Reading a Forex Quote

Total newbies to the foreign exchange market can find reading a Forex quite intimidating (even baffling) at first. In fact, this is the most common initial hurdle. The quote is brief, but it packs in a great deal of useful information. And although it doesn't make a lick of sense to a newcomer, here's a quick, simple explanation of what it means.

A Forex quote is always based on a pair of currencies, where you're simultaneously selling one currency and buying another. And there are two prices, one for selling and the other for buying (bid price and ask price). When reading a Forex quote, it might typically look like this: USD/JPY 106.52/56

The first currency is called the base currency and the other is the quote currency. The base currency value is always 1 (in this case 1 US dollar).

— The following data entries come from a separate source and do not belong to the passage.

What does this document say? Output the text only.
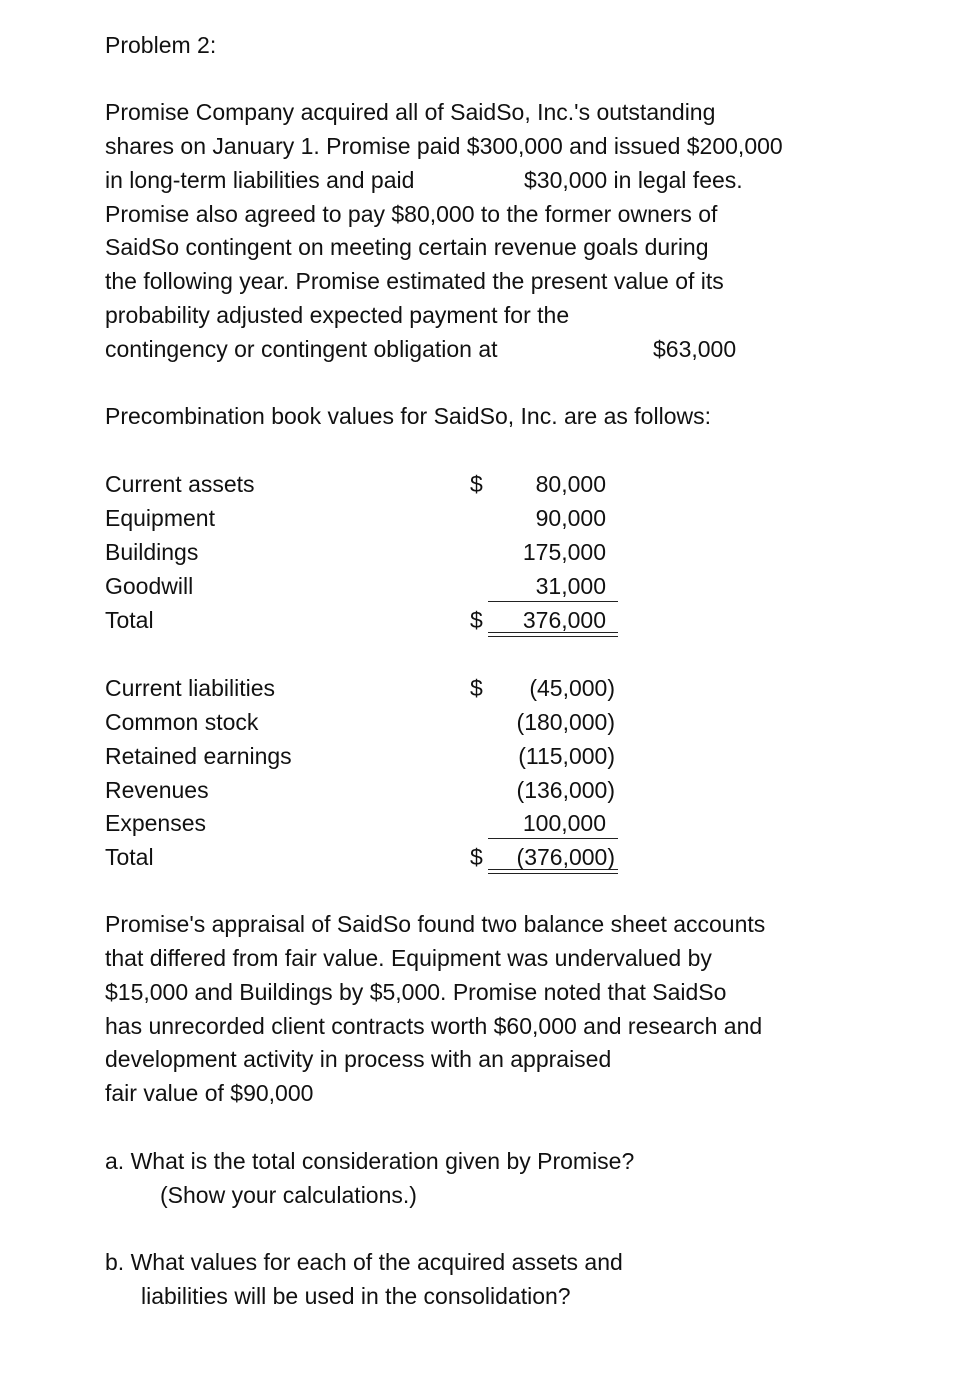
Problem 2:
Promise Company acquired all of SaidSo, Inc.'s outstanding
shares on January 1. Promise paid $300,000 and issued $200,000
in long-term liabilities and paid	$30,000 in legal fees.
Promise also agreed to pay $80,000 to the former owners of
SaidSo contingent on meeting certain revenue goals during
the following year. Promise estimated the present value of its
probability adjusted expected payment for the
contingency or contingent obligation at	$63,000
Precombination book values for SaidSo, Inc. are as follows:
Current assets	$ 80,000
Equipment	90,000
Buildings	175,000
Goodwill	31,000
Total	$ 376,000
Current liabilities	$ (45,000)
Common stock	(180,000)
Retained earnings	(115,000)
Revenues	(136,000)
Expenses	100,000
Total	$ (376,000)
Promise's appraisal of SaidSo found two balance sheet accounts
that differed from fair value. Equipment was undervalued by
$15,000 and Buildings by $5,000. Promise noted that SaidSo
has unrecorded client contracts worth $60,000 and research and
development activity in process with an appraised
fair value of $90,000
a. What is the total consideration given by Promise?
(Show your calculations.)
b. What values for each of the acquired assets and
liabilities will be used in the consolidation?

The number in the quote tells you how many of the quote currency (Japanese yen) you can buy with one US dollar.

And that number - 106.52/56 - is a shortened version of two numbers (106.52 and 106.56). The lower number is the bid price; the other is the ask price. The bid price shows how much a dealer will buy the base currency for. The ask price shows how much a dealer is willing to sell it for.

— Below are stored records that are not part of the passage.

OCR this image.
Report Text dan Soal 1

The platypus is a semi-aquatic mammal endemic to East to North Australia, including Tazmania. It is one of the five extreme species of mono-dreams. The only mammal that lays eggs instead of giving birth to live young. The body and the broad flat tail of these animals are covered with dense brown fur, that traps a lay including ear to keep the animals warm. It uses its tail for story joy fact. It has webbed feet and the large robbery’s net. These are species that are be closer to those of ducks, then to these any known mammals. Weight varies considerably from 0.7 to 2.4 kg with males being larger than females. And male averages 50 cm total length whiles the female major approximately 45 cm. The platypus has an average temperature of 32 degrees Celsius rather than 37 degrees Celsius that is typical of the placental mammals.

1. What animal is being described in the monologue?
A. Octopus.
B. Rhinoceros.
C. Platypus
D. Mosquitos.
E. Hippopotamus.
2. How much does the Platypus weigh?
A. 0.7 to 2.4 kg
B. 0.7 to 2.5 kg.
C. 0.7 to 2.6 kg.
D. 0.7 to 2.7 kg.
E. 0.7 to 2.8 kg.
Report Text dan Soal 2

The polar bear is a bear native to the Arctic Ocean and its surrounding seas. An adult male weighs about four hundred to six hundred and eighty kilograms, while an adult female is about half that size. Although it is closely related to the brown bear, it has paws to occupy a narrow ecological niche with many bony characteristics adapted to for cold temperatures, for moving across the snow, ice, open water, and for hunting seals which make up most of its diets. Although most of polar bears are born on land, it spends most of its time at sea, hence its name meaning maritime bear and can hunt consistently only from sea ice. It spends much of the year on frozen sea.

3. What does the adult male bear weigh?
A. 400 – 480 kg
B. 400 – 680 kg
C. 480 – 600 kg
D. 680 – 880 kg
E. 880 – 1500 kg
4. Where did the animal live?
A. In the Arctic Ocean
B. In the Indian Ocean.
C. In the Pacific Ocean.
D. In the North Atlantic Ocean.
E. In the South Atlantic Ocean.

If you saw 106.52/56 when reading a Forex quote, it would mean that you could sell US dollars and receive 106.52 yen per dollar. On the other hand, if you wanted to buy US dollars, you would have to pay 106.56 yen for each dollar.

The difference between the bid price and the ask price in a Forex quote is called the "spread," and each tiny 0.01 unit is called a "pip." In our example, the spread for our USD/JPY quote is four pips. The spread for the most commonly traded currencies is usually that small. In general, you'll do most of your trading in US dollars, Japanese yen, Great Britain pounds, Euros, Swiss francs or Australian dollars. Also please keep in mind that when the competition really heats up some spreads will be as small as one pip.

On the other hand, for less heavily traded currencies, you may run into much larger spreads. But don't think that a small spread means tiny profits (or losses). When you're trading hundreds of thousands of units, even that one pip spread can mean big money.

Let's say you're dealing with just 100 US dollars. Selling your hundred dollars for 10,652 yen and buying them for 10,656 yen only amounts to a four yen difference. But most Forex traders will be dealing with amounts of 100,000 US dollars (or many multiples). So now we know, when reading a Forex quote, that even such an unimpressive little four-pip spread amounts to considerably more (at 4,000 yen, and probably several multiples of that).

And of course, similar trades may be repeated throughout the day and the week. This means that anytime you're reading a Forex quote, you'll recognize that this tiny little spread is more important than its meager size at first suggests.